Aren’t grandkids grand?

Submitted by Rhonda Godeski

One evening during a violent thunderstorm, a grandmother tucked her grandson into bed. She was about to turn off the light when he asked, with a tremor in his voice, “Grandma, will you sleep with me tonight?”

The grandmother smiled and gave him a reassuring hug.

“I can’t dear,” she said. “I have to sleep in your granddaddy’s room.”

A long silence was broken at last by his shaky, little voice. “The big sissy.”

The pharmacist

Submitted by Jimmy McCorkle

A lady walks into a drug store on Christmas Eve and tells the pharmacist she needs some cyanide. The pharmacist said, “Why in the world do you need cyanide?”

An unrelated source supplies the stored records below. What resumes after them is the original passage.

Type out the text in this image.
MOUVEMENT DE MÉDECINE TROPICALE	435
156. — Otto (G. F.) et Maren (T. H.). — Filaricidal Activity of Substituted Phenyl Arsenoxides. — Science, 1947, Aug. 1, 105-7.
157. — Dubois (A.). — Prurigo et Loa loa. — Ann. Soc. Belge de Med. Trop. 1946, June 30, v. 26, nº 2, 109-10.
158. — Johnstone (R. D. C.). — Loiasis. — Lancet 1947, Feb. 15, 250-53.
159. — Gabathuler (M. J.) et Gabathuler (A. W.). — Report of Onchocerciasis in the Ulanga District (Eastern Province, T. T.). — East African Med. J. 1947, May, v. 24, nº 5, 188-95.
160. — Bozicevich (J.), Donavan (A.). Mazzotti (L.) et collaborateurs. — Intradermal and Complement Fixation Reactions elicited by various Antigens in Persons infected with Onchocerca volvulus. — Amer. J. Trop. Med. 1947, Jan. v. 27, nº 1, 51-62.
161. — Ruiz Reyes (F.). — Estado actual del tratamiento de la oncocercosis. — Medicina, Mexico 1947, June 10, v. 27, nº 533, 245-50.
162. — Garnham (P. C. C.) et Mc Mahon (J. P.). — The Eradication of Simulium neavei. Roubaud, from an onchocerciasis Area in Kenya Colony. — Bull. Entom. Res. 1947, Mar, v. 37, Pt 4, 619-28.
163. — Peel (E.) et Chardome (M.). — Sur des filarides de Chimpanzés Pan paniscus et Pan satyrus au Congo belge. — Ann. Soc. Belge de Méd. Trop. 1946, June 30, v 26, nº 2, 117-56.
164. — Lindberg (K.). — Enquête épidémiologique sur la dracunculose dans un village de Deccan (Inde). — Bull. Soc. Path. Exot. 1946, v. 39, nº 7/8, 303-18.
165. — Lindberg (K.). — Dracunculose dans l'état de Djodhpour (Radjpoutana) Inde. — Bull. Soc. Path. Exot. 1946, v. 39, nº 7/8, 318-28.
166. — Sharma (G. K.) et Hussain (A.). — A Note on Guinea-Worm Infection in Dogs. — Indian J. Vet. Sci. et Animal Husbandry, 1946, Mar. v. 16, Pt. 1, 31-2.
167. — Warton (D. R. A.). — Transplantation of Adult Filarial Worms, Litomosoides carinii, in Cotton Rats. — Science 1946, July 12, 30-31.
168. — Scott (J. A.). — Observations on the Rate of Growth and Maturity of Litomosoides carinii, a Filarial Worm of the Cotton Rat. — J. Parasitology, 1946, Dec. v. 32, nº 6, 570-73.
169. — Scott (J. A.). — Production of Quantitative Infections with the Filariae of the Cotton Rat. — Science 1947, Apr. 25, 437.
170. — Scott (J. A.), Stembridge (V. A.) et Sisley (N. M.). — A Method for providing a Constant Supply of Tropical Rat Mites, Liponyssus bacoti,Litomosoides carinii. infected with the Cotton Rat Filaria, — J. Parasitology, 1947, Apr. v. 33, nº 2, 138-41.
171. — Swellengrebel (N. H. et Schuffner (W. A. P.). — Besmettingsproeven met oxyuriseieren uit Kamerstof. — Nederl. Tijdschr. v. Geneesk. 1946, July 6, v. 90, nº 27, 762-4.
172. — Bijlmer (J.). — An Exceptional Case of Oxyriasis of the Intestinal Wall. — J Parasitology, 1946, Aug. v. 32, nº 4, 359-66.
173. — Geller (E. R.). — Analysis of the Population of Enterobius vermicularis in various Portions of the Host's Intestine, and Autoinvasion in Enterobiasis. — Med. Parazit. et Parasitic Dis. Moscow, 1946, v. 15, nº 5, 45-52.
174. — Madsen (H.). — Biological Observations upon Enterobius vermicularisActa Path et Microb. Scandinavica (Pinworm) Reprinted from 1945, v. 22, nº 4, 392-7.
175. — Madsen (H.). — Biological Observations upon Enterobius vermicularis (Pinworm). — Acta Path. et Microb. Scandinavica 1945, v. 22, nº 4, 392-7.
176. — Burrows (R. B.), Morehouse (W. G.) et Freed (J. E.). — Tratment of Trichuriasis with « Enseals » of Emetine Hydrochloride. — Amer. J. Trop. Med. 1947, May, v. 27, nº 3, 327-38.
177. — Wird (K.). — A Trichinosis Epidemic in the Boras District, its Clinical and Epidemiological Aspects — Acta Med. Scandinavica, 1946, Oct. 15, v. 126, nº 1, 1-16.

The lady explains that she needs it to poison her husband.

“Lord have mercy!” said the pharmacist. “I can’t give you cyanide to kill your husband. That’s against the law! They’ll throw both of us in jail and I’ll lose my license.”

The woman reaches into her purse and pulls out a picture of her husband in bed with the pharmacist’s wife.

The pharmacist looks at the picture and says, “Well now, you didn’t tell me you had a prescription.”

Christmas trees

Submitted by Michael Nolan

Two blondes went deep into the frozen woods searching for a Christmas tree.

After hours of subzero temperatures and a few close calls with hungry wolves, one blonde turned to the other and said, “I’m chopping down the next tree I see. I don’t care whether it’s decorated or not!”